Google apparently crawled Mocality’s business listings and contacted the business owners directly, promoting the Google-sponsored Getting Kenyan Businesses Online (GKBO) program. So far, so good, right? How Google got the data should not be an issue. What happens with it, especially if Google representatives are claiming a coalition where none exists; well, that’s another story entirely.

Unfortunately, both subjects are at issue, when only one of them should be. If the following stanza from the Mocality’s blog post about the situation is true:

…you can clearly hear Douglas identify himself as Google Kenya employee, state, and then reaffirm, that GKBO is working in collaboration with Mocality, and that we are helping them with GKBO, before trying to offer the business owner a website (and upsell them a domain name). Over the 11 minutes of the whole call he repeatedly states that Mocality is with, or under (!) Google.

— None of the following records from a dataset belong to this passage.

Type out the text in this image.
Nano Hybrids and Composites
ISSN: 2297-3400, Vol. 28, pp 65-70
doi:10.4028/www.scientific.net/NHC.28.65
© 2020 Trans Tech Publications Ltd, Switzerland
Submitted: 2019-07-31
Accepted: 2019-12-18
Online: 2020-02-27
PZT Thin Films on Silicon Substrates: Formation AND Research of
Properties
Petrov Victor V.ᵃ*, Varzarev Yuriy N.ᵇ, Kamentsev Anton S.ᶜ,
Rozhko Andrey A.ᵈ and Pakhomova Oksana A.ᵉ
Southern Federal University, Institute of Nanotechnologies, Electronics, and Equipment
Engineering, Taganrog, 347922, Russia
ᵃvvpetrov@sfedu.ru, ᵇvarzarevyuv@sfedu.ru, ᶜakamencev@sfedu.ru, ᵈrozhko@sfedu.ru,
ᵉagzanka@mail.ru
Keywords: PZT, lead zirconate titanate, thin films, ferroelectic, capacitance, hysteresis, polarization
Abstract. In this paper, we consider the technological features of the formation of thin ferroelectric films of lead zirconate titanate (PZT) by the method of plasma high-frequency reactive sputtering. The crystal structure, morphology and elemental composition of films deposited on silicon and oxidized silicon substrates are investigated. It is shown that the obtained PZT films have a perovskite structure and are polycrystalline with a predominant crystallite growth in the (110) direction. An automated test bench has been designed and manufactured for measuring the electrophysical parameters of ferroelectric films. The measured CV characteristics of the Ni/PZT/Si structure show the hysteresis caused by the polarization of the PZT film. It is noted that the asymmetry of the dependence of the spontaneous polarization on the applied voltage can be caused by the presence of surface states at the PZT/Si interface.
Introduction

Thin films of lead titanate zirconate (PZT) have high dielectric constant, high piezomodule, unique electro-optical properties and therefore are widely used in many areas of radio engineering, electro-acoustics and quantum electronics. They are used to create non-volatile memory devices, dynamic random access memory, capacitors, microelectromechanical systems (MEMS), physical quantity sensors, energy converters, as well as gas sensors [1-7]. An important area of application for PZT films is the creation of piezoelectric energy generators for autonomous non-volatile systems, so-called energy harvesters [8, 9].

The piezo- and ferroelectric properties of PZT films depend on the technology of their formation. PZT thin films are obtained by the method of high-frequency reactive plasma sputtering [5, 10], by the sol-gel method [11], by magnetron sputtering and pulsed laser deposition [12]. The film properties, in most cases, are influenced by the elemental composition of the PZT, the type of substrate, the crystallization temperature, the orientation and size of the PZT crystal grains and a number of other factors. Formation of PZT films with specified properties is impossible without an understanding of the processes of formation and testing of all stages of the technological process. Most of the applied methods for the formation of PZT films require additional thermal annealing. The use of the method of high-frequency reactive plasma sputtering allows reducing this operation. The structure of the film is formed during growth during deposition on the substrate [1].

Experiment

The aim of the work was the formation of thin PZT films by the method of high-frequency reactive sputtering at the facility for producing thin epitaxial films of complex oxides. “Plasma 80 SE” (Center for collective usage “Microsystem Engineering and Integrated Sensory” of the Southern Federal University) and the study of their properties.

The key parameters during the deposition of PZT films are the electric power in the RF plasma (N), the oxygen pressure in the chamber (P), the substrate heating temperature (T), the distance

Then Google has a lot to be mortified about (more on that in a moment). However, if there’s an issue of Google’s scraping of the content, something made apparent in the conclusion of Mocality’s post:

Since October, Google’s GKBO appears to have been systematically accessing Mocality’s database and attempting to sell their competing product to our business owners. They have been telling untruths about their relationship with us, and about our business practices, in order to do so. As of January 11th, nearly 30% of our database has apparently been contacted.

The misrepresentation, or, “untruths,” are indeed an issue, but Google’s scraping of the content is not. Again, robot.txt their bots out of your content if you don’t want Google accessing your hard work. As for the misrepresentation, the following statement was issued by Nelson Mattos, Vice-President for Google’s Product and Engineering, Europe and Emerging Markets:

“We were mortified to learn that a team of people working on a Google project improperly used Mocality’s data and misrepresented our relationship with Mocality to encourage customers to create new websites. We’ve already unreservedly apologised to Mocality. We’re still investigating exactly how this happened, and as soon as we have all the facts, we’ll be taking the appropriate action with the people involved.”

Now, were these employees informed to deceive the businesses they were contacting or were they doing it on their own volition? Unless the guilty employees are examined, we’ll probably never know.